That message results in: 'bb7b1901d99e8b26bb91d2debdb7d7f24b3158cf'.

On receipt of the message, your would-be-love recomputes the SHA-1 from the message, compares the computed digest to the sent digest. They match and all seems well.

A sinister rival however has other plans. They intercept your message, and replace the message with another "don't call me anymore", they then generate a brand new digest: 'e267e18f05cb6ea3b10b761bbac21a0f92bb8d0d' and replace your original digest. On receipt your love reads the message in disbelief; quickly calculating the hash to make sure the message hasn't been altered. But the hash itself has been changed so the altered hash matches altered message and chaos ensues.

Things look grim, but you explain to your would-be-love what's happened, and they decide to give you another chance. So that this doesn't happen again you decide to tell your lover from now on, whenever they get a message from you, before computing the hash prepend the text "our secret key.", and you will do the same.

This time that same message generates the digest '8a2c1bfa977478f73dbfab8508bc09360b20b569'

Simply replacing the digest doesn't work anymore. If naive attacker still attempts to use the 'e267e18f...' digest your lover would see that the key + the message doesn't compute. You don't send the key in the message itself, and no one knows your secret key so no one can generate a fake message.

There is however a problem still, and the problem is the reason for the difference between SHA-1 and HMAC.

SHA-1 uses an iterative algorithm. It generates digests by first splitting a message into blocks of 64 bytes and, one after the other, combining those blocks together to generate the 20 byte digest. But, since your message can be of any length, and since SHA by its iterative nature works by computing block after block of 64 bytes there is a problem.
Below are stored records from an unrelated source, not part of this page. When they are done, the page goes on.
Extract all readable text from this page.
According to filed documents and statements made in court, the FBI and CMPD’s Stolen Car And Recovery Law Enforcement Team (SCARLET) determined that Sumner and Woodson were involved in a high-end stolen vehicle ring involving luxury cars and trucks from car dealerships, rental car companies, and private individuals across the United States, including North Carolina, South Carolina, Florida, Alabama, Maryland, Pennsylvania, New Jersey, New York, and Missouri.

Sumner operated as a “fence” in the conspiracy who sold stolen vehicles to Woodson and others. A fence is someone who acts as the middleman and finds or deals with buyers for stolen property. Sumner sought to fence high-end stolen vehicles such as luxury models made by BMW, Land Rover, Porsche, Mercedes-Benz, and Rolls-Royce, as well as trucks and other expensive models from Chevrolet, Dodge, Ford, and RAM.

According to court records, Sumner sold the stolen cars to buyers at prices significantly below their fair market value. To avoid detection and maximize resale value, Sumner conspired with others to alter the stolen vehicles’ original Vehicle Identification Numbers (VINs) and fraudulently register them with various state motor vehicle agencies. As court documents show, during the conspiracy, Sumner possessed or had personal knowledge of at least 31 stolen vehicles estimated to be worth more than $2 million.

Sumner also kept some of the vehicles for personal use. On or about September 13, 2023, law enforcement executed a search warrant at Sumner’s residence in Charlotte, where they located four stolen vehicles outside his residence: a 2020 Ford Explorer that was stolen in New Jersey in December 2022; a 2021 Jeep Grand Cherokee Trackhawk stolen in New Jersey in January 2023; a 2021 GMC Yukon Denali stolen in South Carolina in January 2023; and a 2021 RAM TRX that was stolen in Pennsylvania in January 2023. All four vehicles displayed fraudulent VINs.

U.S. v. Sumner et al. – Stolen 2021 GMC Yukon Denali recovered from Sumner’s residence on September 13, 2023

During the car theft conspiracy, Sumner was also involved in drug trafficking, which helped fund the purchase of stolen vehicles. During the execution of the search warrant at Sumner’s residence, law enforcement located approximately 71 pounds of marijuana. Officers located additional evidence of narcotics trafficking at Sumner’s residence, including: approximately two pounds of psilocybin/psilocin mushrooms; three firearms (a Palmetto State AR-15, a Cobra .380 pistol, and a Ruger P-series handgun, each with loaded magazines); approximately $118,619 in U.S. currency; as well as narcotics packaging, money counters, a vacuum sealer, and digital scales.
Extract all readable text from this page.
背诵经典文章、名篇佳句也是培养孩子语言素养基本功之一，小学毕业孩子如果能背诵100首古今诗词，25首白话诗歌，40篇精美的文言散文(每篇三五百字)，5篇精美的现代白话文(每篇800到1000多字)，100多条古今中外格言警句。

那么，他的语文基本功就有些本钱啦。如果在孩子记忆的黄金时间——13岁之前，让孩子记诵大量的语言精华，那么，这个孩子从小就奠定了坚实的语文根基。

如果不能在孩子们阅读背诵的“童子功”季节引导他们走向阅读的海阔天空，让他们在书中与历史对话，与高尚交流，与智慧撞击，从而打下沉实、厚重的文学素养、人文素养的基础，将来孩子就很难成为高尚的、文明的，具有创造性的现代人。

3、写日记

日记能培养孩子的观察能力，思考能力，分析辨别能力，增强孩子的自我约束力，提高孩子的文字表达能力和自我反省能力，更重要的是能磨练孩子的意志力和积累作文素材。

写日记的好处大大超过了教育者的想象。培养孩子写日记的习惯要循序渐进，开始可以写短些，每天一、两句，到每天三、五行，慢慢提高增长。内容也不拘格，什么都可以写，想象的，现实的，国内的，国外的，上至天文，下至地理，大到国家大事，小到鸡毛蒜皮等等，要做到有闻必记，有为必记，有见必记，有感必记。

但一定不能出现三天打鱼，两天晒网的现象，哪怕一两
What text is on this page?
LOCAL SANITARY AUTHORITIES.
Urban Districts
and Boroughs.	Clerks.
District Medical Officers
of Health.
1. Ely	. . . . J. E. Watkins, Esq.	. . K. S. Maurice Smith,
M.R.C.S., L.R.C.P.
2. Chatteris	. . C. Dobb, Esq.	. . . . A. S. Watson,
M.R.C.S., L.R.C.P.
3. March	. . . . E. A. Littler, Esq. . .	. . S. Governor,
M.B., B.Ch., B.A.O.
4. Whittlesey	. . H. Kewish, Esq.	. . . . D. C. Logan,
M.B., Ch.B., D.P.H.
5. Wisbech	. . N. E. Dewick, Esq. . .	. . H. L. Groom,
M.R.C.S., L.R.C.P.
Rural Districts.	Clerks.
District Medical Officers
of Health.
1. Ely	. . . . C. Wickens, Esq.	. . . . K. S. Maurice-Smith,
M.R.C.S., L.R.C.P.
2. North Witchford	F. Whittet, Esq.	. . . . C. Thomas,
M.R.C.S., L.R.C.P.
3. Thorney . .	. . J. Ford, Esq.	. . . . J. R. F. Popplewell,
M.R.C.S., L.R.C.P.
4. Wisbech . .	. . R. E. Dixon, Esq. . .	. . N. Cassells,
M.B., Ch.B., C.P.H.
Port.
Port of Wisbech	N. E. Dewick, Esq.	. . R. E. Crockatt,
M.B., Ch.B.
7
Your rival trying once again to subvert your message could just tack additional data onto your message, and this time use the digest in your message as the seed to generate their own new digest of your message. They don't need your secret key because the key was already embedded the blocks that you built. They can't alter what you've written, but they can add more. Your lack of punctuation has in fact made this even easier.

By simply adding
"but please don't call me anymore" and updating the digest to '725fbcbd1e94d03c2e54b01da3944c6385d17e4d' your love will think the entire message is from you even though only the first part was -- and doubly so because of the secret key.

Good bye romance.

An HMAC fixes this.

The algorithm adds one more layer: essentially it takes the hash of your key + message, prepends the key to that hash, and then re-hashes the result. I say essentially because it actually does one other thing to make things more cryptographically sound. HMAC masks your key during the first -- inner -- hash with a fixed constant. Then on the second -- outer -- hash it masks your key again with a different fixed constant. The masking operations result in a different inner and outer key value, and the entire process effectively seals your message, hides your key, and makes it impossible to tack new data on the end.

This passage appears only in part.